The plaintiffs wanted the courts to create a new constitutional right, charging the federal government had violated their "constitutional right to a livable climate" by allowing fossil fuels.
The majority explained the problem wasn't simple.
"Our dissenting colleague quite correctly notes the gravity of the plaintiffs' evidence; we differ only as to whether an Article III court can provide their requested redress. In suggesting that we can, the dissent reframes the plaintiffs' claimed constitutional right variously as an entitlement to 'the country's perpetuity,' or as one to freedom from 'the amount of fossil-fuel emissions that will irreparably devastate our Nation.' But if such broad constitutional rights exist, we doubt that the plaintiffs would have Article III standing to enforce them. Their alleged individual injuries do not flow from a violation of these claimed rights. Indeed, any injury from the dissolution of the Republic would be felt by all citizens equally, and thus would not constitute the kind of discrete and particularized injury necessary for Article III standing.
"The plaintiffs' experts opine that atmospheric carbon levels of 350 parts per million are necessary to stabilize the global climate.
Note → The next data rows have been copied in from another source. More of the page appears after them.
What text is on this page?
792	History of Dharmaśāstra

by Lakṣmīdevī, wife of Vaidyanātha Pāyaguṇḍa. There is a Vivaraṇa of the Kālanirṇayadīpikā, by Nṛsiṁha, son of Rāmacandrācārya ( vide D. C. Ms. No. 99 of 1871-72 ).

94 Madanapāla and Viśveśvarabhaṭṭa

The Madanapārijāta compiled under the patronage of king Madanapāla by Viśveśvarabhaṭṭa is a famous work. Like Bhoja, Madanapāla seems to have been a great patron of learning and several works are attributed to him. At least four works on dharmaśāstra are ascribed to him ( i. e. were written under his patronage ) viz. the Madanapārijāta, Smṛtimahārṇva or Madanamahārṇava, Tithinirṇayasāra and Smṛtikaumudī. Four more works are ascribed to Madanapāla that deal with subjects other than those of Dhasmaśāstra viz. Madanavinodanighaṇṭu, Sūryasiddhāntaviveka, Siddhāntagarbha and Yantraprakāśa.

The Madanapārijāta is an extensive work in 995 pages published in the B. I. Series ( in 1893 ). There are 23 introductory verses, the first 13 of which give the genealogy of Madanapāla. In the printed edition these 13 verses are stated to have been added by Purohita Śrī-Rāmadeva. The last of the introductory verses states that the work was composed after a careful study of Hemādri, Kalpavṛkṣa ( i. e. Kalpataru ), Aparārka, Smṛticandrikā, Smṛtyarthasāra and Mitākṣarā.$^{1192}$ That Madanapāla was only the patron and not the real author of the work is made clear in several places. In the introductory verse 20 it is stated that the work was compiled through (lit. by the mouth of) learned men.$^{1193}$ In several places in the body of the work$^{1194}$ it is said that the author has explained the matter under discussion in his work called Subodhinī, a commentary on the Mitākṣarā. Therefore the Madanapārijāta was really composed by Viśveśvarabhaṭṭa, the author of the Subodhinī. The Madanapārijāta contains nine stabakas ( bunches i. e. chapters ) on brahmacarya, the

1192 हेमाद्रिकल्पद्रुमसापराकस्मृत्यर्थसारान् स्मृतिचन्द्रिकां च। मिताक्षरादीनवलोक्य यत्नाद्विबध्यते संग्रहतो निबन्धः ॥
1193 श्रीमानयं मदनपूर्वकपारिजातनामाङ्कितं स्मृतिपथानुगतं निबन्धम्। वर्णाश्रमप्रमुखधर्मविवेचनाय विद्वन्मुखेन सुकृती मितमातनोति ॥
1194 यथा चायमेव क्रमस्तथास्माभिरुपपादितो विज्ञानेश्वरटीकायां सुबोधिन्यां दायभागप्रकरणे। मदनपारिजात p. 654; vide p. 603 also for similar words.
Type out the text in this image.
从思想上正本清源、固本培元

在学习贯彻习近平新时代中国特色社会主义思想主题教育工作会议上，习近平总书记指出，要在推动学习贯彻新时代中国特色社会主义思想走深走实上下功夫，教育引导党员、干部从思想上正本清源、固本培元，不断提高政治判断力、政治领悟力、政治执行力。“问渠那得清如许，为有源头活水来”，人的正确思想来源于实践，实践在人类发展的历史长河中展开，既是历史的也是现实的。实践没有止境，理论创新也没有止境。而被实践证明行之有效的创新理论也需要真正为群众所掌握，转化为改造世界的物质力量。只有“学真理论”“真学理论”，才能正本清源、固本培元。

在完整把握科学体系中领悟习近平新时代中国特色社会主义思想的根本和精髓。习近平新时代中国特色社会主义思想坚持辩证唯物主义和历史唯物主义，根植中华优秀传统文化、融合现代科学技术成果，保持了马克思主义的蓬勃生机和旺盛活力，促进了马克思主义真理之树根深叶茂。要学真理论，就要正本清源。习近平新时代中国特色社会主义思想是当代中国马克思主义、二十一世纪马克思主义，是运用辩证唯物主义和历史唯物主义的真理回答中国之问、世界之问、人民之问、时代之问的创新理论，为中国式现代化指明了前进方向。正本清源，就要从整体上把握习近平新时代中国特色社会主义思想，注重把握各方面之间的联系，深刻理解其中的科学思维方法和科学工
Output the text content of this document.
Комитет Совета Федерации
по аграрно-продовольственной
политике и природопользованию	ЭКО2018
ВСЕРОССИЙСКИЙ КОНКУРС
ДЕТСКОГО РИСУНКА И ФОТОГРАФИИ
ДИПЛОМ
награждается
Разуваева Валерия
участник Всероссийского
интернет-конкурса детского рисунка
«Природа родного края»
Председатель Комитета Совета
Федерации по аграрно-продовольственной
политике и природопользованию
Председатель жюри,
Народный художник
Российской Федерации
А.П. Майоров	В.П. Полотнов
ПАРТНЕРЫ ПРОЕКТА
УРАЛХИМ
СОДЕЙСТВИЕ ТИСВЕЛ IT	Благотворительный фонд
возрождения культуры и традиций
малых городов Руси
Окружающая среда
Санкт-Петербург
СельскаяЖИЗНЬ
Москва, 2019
But, even accepting those opinions as valid, they do not suggest how an order from this court can achieve that level, other than by ordering the government to develop a plan. Although the plaintiffs' invitation to get the ball rolling by simply ordering the promulgation of a plan is beguiling, it ignores than an Article III court will thereafter be required to determine whether the plan is sufficient to remediate the claimed constitutional violation of the plaintiffs' right to a 'climate system capable of sustaining human life.'
"In the end, any plan is only as good as the court's power to enforce it."
The majority opinion said that "absent court intervention, the political branches might conclude – however inappropriately in the plaintiffs' view – that economic or defense considerations called for continuation of the very programs challenged in this suit."